Del libro: Naturalezas menores (Ediciones Alfadil, 1991)
El muro Durante tres semanas seguidas, echando el cuento a quien se le atravesaba en el camino, mi hermano refirió repetidamente un episodio visto en la televisión: “Una mujer enferma y paralítica está en su cuarto. Hay muy poca luz. Maniobrando de un lado a otro la silla de ruedas, te das cuenta que la vieja está levantando un muro de ladrillos en la mitad del cuarto. Con la ayuda de una cuchareta de albañil, va colocando y pegando trabajosamente un ladrillo tras otro. La vieja sonríe: No sabes por qué, pero sonríe. De pronto oyes una voz, oyes una voz que dice “no me hagas esto, mamá, no me hagas esto”. La cámara te descubre a un hombre que está del otro lado del cuarto. El hombre llora y se amarra el cuerpo con las manos. Tú supones que es el hijo, tu lo supones porque el hombre no cesa de decir “no me hagas esto, mamá, no me hagas esto”. Pero la vieja, nada. Está abstraída, está fuera de sí. Sólo una sonrisa ciega la sostiene. El muro va creciendo y el hombre ya no puede hacer nada. Queda un último orificio. Sí, queda el último orificio en el que la vieja va a calzar el ladrillo final. Y es entonces cuando la vieja asoma un ojo desorbitado y dice “es mejor así, hijo mío, es mejor así”. La vieja coloca la última pieza de su obra y el hombre cae de rodillas tapiado para siempre. Pero hay una cosa que no entiendes: ¿por qué sigue habiendo luz si el hombre ha quedado tapiado? La cámara va abriendo lentamente la toma y es entonces cuando te das cuenta. No es el hombre el que ha quedado tapiado: es la vieja la que se ha encerrado a sí misma, es la vieja la que ríe del otro lado mientras el hijo golpea el muro con los puños”. De En frasco chico.. Editorial Colihue.

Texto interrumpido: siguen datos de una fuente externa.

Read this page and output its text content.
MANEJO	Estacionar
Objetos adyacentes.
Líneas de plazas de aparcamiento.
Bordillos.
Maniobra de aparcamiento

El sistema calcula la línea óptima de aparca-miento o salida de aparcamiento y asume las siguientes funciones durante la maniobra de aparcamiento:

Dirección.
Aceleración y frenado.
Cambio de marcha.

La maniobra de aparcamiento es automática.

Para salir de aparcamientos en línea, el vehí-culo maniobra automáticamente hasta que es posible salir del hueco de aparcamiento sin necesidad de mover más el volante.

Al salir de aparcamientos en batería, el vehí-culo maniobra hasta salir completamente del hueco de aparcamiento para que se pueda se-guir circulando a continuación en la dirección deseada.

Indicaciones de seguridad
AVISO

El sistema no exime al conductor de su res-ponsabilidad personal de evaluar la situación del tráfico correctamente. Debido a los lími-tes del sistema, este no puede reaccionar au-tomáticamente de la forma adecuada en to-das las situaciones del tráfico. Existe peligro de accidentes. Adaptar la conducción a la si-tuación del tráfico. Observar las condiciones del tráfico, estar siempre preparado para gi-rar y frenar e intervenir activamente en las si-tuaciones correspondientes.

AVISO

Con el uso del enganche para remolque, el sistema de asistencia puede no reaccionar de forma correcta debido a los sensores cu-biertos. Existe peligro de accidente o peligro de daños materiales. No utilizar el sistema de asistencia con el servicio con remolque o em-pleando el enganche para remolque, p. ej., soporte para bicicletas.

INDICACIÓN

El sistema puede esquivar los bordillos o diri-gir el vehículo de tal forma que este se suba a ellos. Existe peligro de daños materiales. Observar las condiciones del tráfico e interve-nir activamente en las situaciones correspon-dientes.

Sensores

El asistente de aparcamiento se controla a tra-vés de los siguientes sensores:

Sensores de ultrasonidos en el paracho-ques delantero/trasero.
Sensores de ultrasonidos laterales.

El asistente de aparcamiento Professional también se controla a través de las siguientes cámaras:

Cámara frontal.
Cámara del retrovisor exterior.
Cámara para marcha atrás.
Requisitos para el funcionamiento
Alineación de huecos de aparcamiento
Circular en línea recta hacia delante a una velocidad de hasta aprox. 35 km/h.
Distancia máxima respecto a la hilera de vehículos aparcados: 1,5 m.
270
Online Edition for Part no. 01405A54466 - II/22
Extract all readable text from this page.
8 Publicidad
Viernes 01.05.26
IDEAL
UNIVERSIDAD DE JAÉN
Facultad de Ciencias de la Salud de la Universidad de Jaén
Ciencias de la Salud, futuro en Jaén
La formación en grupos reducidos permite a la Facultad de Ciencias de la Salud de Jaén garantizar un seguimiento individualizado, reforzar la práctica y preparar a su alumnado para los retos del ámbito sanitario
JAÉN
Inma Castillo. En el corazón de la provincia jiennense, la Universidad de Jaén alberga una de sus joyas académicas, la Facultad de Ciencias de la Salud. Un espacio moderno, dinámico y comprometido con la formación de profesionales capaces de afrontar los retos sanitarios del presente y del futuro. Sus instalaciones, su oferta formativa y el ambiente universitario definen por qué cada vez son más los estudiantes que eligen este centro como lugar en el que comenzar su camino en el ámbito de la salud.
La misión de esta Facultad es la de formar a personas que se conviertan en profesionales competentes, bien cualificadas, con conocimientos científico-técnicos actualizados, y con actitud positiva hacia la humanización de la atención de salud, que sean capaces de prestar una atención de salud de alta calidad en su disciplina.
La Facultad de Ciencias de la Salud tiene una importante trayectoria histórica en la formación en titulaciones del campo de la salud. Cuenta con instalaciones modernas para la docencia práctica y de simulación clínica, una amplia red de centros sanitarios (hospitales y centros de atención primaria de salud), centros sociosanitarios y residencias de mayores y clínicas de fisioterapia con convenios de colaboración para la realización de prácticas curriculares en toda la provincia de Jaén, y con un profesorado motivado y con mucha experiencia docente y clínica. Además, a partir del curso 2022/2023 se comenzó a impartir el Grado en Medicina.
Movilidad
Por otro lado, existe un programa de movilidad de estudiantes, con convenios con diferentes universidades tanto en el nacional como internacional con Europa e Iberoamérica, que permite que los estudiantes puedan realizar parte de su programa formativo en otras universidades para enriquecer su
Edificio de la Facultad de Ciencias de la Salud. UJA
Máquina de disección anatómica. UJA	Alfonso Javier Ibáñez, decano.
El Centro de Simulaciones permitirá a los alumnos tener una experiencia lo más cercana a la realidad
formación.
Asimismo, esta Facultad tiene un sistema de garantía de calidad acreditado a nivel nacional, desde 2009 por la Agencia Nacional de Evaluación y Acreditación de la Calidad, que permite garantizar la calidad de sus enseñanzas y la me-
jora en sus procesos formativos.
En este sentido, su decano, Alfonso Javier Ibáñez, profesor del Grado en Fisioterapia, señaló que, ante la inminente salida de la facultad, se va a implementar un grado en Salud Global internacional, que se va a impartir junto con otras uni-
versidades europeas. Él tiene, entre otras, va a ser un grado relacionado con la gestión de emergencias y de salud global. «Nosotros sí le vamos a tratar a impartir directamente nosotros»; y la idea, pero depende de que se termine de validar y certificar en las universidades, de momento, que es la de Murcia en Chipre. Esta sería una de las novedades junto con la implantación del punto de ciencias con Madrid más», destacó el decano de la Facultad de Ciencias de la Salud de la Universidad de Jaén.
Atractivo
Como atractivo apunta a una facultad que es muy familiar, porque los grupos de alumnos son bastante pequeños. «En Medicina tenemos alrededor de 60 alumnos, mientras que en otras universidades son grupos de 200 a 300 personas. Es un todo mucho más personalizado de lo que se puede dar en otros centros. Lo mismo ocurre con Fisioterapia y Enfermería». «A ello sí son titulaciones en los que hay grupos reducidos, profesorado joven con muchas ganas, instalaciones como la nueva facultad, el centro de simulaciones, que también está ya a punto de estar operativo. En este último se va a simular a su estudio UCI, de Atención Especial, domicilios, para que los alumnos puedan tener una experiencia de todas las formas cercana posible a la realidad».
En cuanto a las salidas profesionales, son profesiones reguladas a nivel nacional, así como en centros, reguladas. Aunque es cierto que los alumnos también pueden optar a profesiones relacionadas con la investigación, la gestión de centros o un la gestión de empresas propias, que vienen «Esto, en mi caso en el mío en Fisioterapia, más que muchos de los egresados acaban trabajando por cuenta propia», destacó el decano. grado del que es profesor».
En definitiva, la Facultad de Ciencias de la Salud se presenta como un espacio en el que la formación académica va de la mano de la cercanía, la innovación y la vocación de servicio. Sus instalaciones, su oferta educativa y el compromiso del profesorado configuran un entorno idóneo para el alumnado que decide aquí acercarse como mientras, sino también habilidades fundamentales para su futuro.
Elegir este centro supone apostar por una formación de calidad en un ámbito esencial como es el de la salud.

Antonio López Ortega (Punta Cardón, 1957) Narrador. Licenciado en Letras y Magíster en Estudios Hispánicos en la Universidad de la Sorbona. En 1995 fue ganador de la Bienal Mariano Picón-Salas. Ha sido director de publicaciones de Fundarte, coordinador de los talleres literarios y miembro del consejo directivo del CELARG, así como del directorio del Conac y del consejo de redacción de la revista “Criticarte”. También ocupó el cargo de director literario de Alfadil Ediciones. Fue fundador de la editorial Pequeña Venecia y de los talleres de expresión literaria de la Universidad Simón Bolívar. Fungió como Director – Gerente de la Fundación Bigott, en la cual también se desempeñó como director de la revista Veintiuno. Ha publicado Larvarios, Lunar, Armar los cuerpos, Naturalezas menores, Ajena, Fractura, Río de sangre, Indio desnudo, entre otros títulos. Junto a Carlos Pacheco y Miguel Gomes, editó La vasta brevedad. Antología del cuento venezolano del siglo XX. En 2007 recibió la Beca Guggenheim.